第二天清晨的阳光软透过早餐店的玻璃窗落在桌上,夏望清咬着油条,看着零乱影把刚打的豆浆倒进保温杯——杯盖拧紧时,他还特意晃了晃,确认没洒,才推到她面前:“温的,路上喝。”
小桃拎着帆布包走进来的时候,手里还攥着那枚沾了指痕的琴钉,帆布包侧面的银粉在阳光下亮得明显:“我刚才在剧场门口碰到Win的助理了,说Win早就到了,正在后台调吉他呢。”

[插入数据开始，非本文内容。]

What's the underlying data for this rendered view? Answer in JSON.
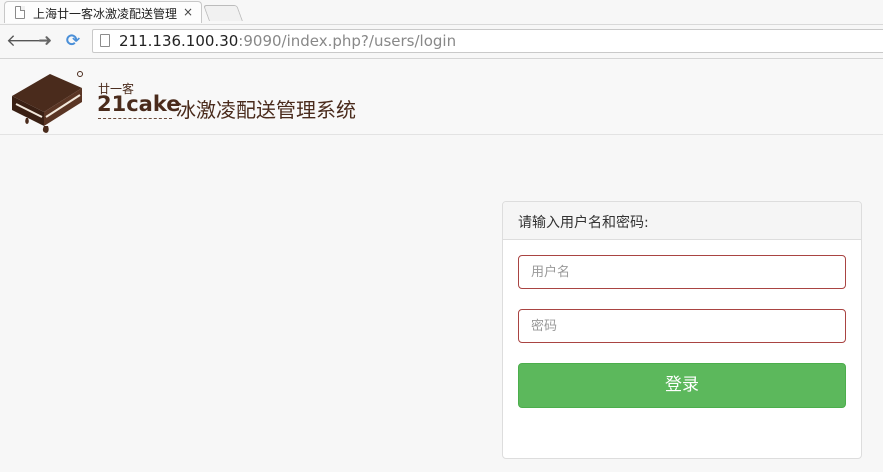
{
  "browser": {
    "tab_title": "上海廿一客冰激凌配送管理",
    "tab_close": "×",
    "url_host": "211.136.100.30",
    "url_rest": ":9090/index.php?/users/login",
    "back_glyph": "🡐",
    "forward_glyph": "➜",
    "reload_glyph": "⟳"
  },
  "header": {
    "brand_small": "廿一客",
    "brand_main": "21cake",
    "system_title": "冰激凌配送管理系统"
  },
  "login": {
    "heading": "请输入用户名和密码:",
    "username_placeholder": "用户名",
    "password_placeholder": "密码",
    "submit_label": "登录"
  },
  "colors": {
    "brand_brown": "#4a2b1c",
    "submit_green": "#5cb85c",
    "error_border": "#a94442"
  }
}
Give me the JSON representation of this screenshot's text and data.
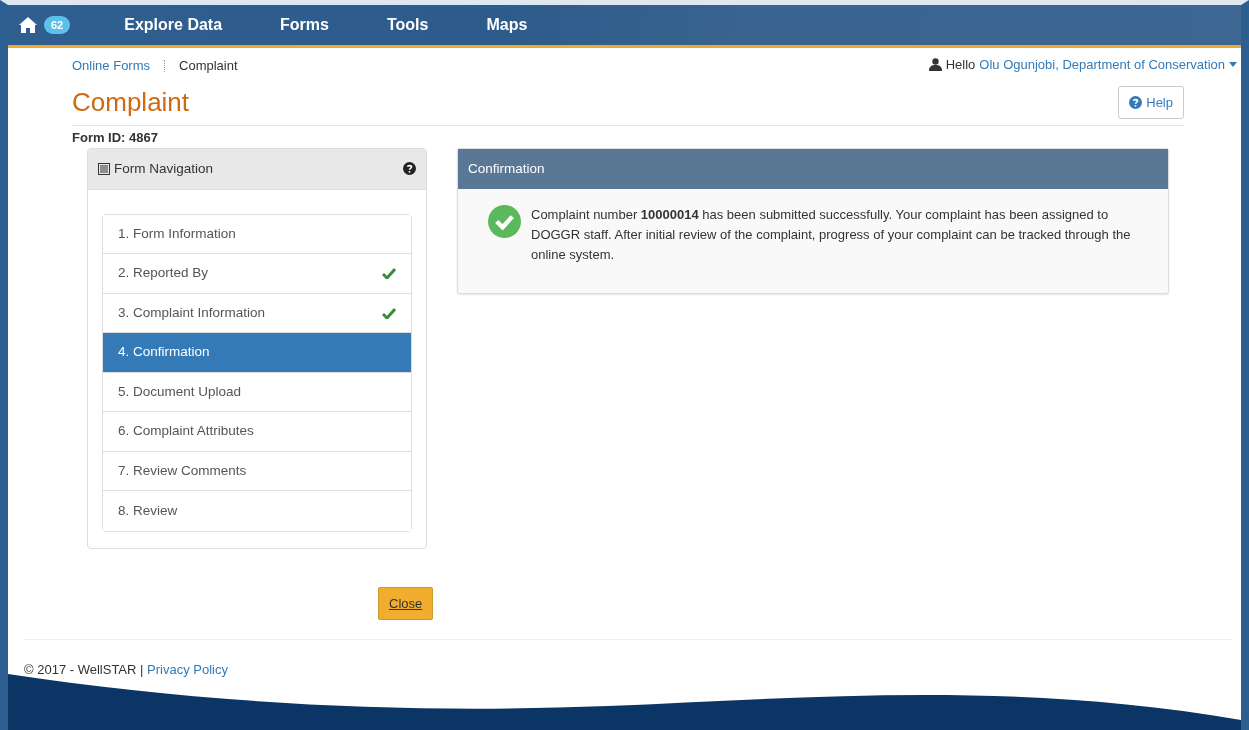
{
  "navbar": {
    "badge": "62",
    "items": [
      {
        "label": "Explore Data"
      },
      {
        "label": "Forms"
      },
      {
        "label": "Tools"
      },
      {
        "label": "Maps"
      }
    ]
  },
  "breadcrumb": [
    {
      "label": "Online Forms",
      "kind": "link"
    },
    {
      "label": "Complaint",
      "kind": "current"
    }
  ],
  "user": {
    "greeting": "Hello",
    "name": "Olu Ogunjobi, Department of Conservation"
  },
  "page": {
    "title": "Complaint",
    "help_button": "Help",
    "form_id": "Form ID: 4867"
  },
  "navigation": {
    "title": "Form Navigation",
    "steps": [
      {
        "label": "1. Form Information",
        "completed": false,
        "selected": false
      },
      {
        "label": "2. Reported By",
        "completed": true,
        "selected": false
      },
      {
        "label": "3. Complaint Information",
        "completed": true,
        "selected": false
      },
      {
        "label": "4. Confirmation",
        "completed": false,
        "selected": true
      },
      {
        "label": "5. Document Upload",
        "completed": false,
        "selected": false
      },
      {
        "label": "6. Complaint Attributes",
        "completed": false,
        "selected": false
      },
      {
        "label": "7. Review Comments",
        "completed": false,
        "selected": false
      },
      {
        "label": "8. Review",
        "completed": false,
        "selected": false
      }
    ]
  },
  "confirmation": {
    "title": "Confirmation",
    "message": "Complaint number **10000014** has been submitted successfully. Your complaint has been assigned to DOGGR staff. After initial review of the complaint, progress of your complaint can be tracked through the online system."
  },
  "close_button": "Close",
  "footer": {
    "text": "© 2017 - WellSTAR |",
    "link": "Privacy Policy"
  }
}
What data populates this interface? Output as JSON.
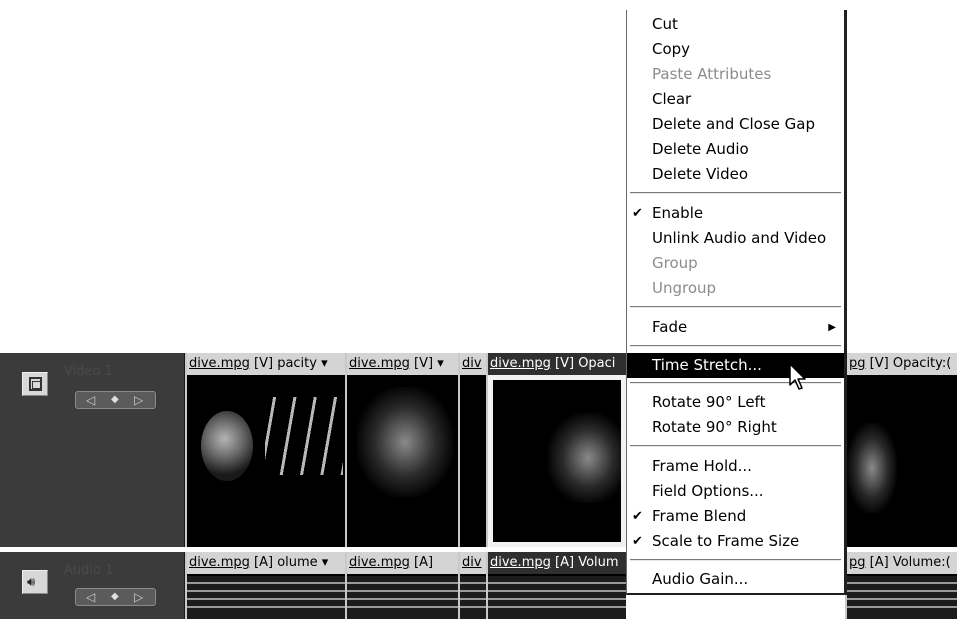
{
  "tracks": {
    "video": {
      "name": "Video 1",
      "icon": "film-icon"
    },
    "audio": {
      "name": "Audio 1",
      "icon": "speaker-icon"
    }
  },
  "video_clips": [
    {
      "name": "dive.mpg",
      "tag": "[V]",
      "param": "pacity ▾"
    },
    {
      "name": "dive.mpg",
      "tag": "[V]",
      "param": "▾"
    },
    {
      "name": "div",
      "tag": "",
      "param": ""
    },
    {
      "name": "dive.mpg",
      "tag": "[V]",
      "param": "Opaci"
    },
    {
      "name": "pg",
      "tag": "[V]",
      "param": "Opacity:("
    }
  ],
  "audio_clips": [
    {
      "name": "dive.mpg",
      "tag": "[A]",
      "param": "olume ▾"
    },
    {
      "name": "dive.mpg",
      "tag": "[A]",
      "param": ""
    },
    {
      "name": "div",
      "tag": "",
      "param": ""
    },
    {
      "name": "dive.mpg",
      "tag": "[A]",
      "param": "Volum"
    },
    {
      "name": "pg",
      "tag": "[A]",
      "param": "Volume:("
    }
  ],
  "keyframe_nav": {
    "prev": "◁",
    "add": "◆",
    "next": "▷"
  },
  "menu": {
    "items": [
      {
        "label": "Cut"
      },
      {
        "label": "Copy"
      },
      {
        "label": "Paste Attributes",
        "disabled": true
      },
      {
        "label": "Clear"
      },
      {
        "label": "Delete and Close Gap"
      },
      {
        "label": "Delete Audio"
      },
      {
        "label": "Delete Video"
      },
      {
        "label": "Enable",
        "checked": true
      },
      {
        "label": "Unlink Audio and Video"
      },
      {
        "label": "Group",
        "disabled": true
      },
      {
        "label": "Ungroup",
        "disabled": true
      },
      {
        "label": "Fade",
        "submenu": "▶"
      },
      {
        "label": "Time Stretch...",
        "highlighted": true
      },
      {
        "label": "Rotate 90° Left"
      },
      {
        "label": "Rotate 90° Right"
      },
      {
        "label": "Frame Hold..."
      },
      {
        "label": "Field Options..."
      },
      {
        "label": "Frame Blend",
        "checked": true
      },
      {
        "label": "Scale to Frame Size",
        "checked": true
      },
      {
        "label": "Audio Gain..."
      }
    ],
    "check_glyph": "✔"
  },
  "colors": {
    "track_header": "#3b3b3b",
    "clip_label": "#d4d4d4",
    "menu_highlight": "#000000"
  }
}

夏望清捏着保温杯的手紧了紧,零乱影看出她的紧张,伸手碰了碰她的手腕:“别慌,有我在。”三人往剧场走时,路上的风带着点桂花的香,夏望清喝着温豆浆,心里的忐忑散了大半——昨晚在长椅上,零乱影说“我陪你一起”的时候,她就知道,这次不用自己扛着了。
后台的人还不多,调音师正蹲在地上接设备线,Win靠在吉他架旁,手里拿着块擦琴布,看见他们进来,脸上的笑僵了半秒,又很快恢复自然:“早啊,望清。”
夏望清没绕弯子,直接让小桃把帆布包递过去:“Win,你看看这个。”帆布包侧面的银粉在灯光下格外显眼,Win的目光扫过去时,手指不自觉地攥紧了擦琴布。小桃又掏出那枚琴钉,放在桌上:“调音师说,这上面的指痕跟你常用的那支金属笔防滑纹一模一样,而且昨天你碰过钢琴后,低音区的音就偏了,你怎么解释?”
Win的脸色慢慢沉下来,一开始还想装傻:“可能是巧合吧?我昨天碰钢琴只是想帮望清看看琴盖有没有关好,银粉说不定是小桃什么时候蹭到的……”
“巧合?”零乱影打断他,声音比平时冷了点,“耳返的接线口是你松的,花絮脚本里的钢琴互动是你故意没跟望清的团队确认,还有昨天台上,你明明能绕到钢琴另一侧调琴,却非要凑在她身边——这些也是巧合?”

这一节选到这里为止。